Friday 27 September 2013

Occam's Microcontroller

I just arrived home from work to find that our beloved SPRAT has landed on my doormat, in its 156th issue. Perhaps your copy has arrived too.

I am delighted that it contains what the editor, George, g3rjv, generously describes as my "Major Article", which I've given the intentionally oxymoronic (some might just say moronic) title:
"Occam's Microcontroller"...

The article explores the use of microcontrollers within simple QRP projects.
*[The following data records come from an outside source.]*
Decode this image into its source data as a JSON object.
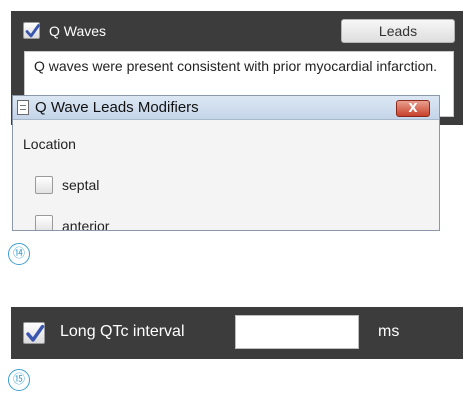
{
  "q_waves_panel": {
    "checkbox_label": "Q Waves",
    "checked": true,
    "leads_button": "Leads",
    "text": "Q waves were present consistent with prior myocardial infarction."
  },
  "modifier_dialog": {
    "title": "Q Wave Leads Modifiers",
    "close_symbol": "X",
    "location_label": "Location",
    "options": [
      {
        "label": "septal",
        "checked": false
      },
      {
        "label": "anterior",
        "checked": false
      }
    ]
  },
  "step_numbers": [
    "⑭",
    "⑮"
  ],
  "long_qtc_panel": {
    "checkbox_label": "Long QTc interval",
    "checked": true,
    "input_value": "",
    "unit": "ms"
  },
  "colors": {
    "panel_background": "#3c3c3c",
    "checkmark": "#3a55b0",
    "step_number": "#3f9fd0",
    "close_button": "#c7412b"
  }
}
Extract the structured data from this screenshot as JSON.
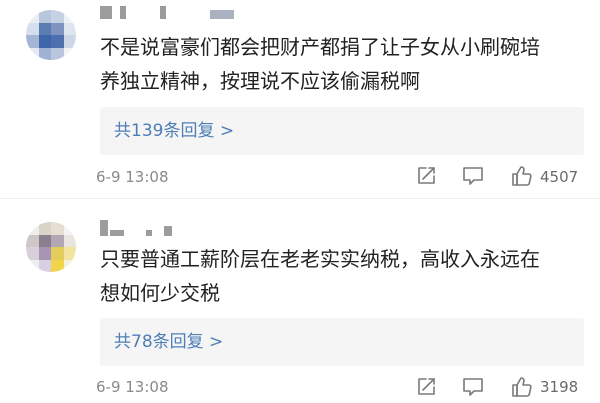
{
  "comments": [
    {
      "text": "不是说富豪们都会把财产都捐了让子女从小刷碗培\n养独立精神，按理说不应该偷漏税啊",
      "replies_label": "共139条回复 >",
      "time": "6-9 13:08",
      "likes": "4507",
      "avatar_colors": [
        "#e9eef5",
        "#b8c6dd",
        "#c7d1e4",
        "#eef1f6",
        "#d5deec",
        "#5b7bb3",
        "#7e93c0",
        "#dfe5ef",
        "#a3b6d6",
        "#3f66a8",
        "#4d6fae",
        "#cdd6e7",
        "#e5eaf2",
        "#9fb2d3",
        "#bac6dd",
        "#f1f3f7"
      ]
    },
    {
      "text": "只要普通工薪阶层在老老实实纳税，高收入永远在\n想如何少交税",
      "replies_label": "共78条回复 >",
      "time": "6-9 13:08",
      "likes": "3198",
      "avatar_colors": [
        "#eeeeee",
        "#d9d3c8",
        "#e4ded3",
        "#f3f3f3",
        "#cfc6c6",
        "#8a7f8f",
        "#b3a7b5",
        "#e8e4e0",
        "#d7cfd9",
        "#a895b4",
        "#e2cc5b",
        "#f2e3a0",
        "#eeeeee",
        "#d9cfe2",
        "#f0d54a",
        "#f5f0dc"
      ]
    }
  ],
  "colors": {
    "link": "#4d7eb6",
    "meta": "#8a8a8a",
    "reply_bg": "#f5f5f5"
  },
  "icons": [
    "share-icon",
    "comment-icon",
    "like-icon"
  ]
}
One such simple project is the little rig, pictured above (and gracing the front cover of SPRAT 156), which was built to demonstrate the article's ideas.

Neither the article nor the initiatives connected with it deny or detract from the work which experimenters with special digital interests and expertise are conducting in the area of  
"QRP Computing" - 
"If I have seen (any distance at all) it is by standing on the shoulders of giants." 
The present Occam's Microcontroller article deals in simple, accessible ideas of interest to all QRP experimenters, especially those contemplating taking their first steps with digital methods.

The link with our dear Franciscan, William (of Occam /Ockham), is through his famous parsimonious principle, which G-QRP members may have seen paraphrased on various club artefacts such as carrier bags (and indeed on George's email 'signature').

I've taken liberties with the club logo and an image of William from painted glass to produce the icon above, which also serves as a new fixed link at the top right of these ramblings to a dedicated support page of resources for the article, containing full details of the rig - code, hardware and more.

If you're not a G-QRP member, the support page provides links for you to join (and you can download a copy of the article too).

George mentions in his editorial that I have been given the honour of speaking at this year's Rishworth QRP Convention, where you have chance to come and meet the rig pictured above!

...-.- de m0xpd


  1. Nice article in Sprat! I wonder, how did you make or where did you buy the plexiglass enclosure shown in the picture above?

    Sverre / LA3ZA

    1. Thanks Sverre. I made the enclosure from a scrap sheet of plastic I found in a skip. I cut the pieces by scoring with a knife and straight edge and then "snapping" along the score. The joints are made with a plastic modelling adhesive. It looks good enough in the photo - but there are plenty of imperfections visible on closer inspection!

  2. Thanks, I've been struggling to find something to house the Ultimate2 QRSS kit from G0UPL, and your plexiglass enclosure gave me the idea that something like it can be used.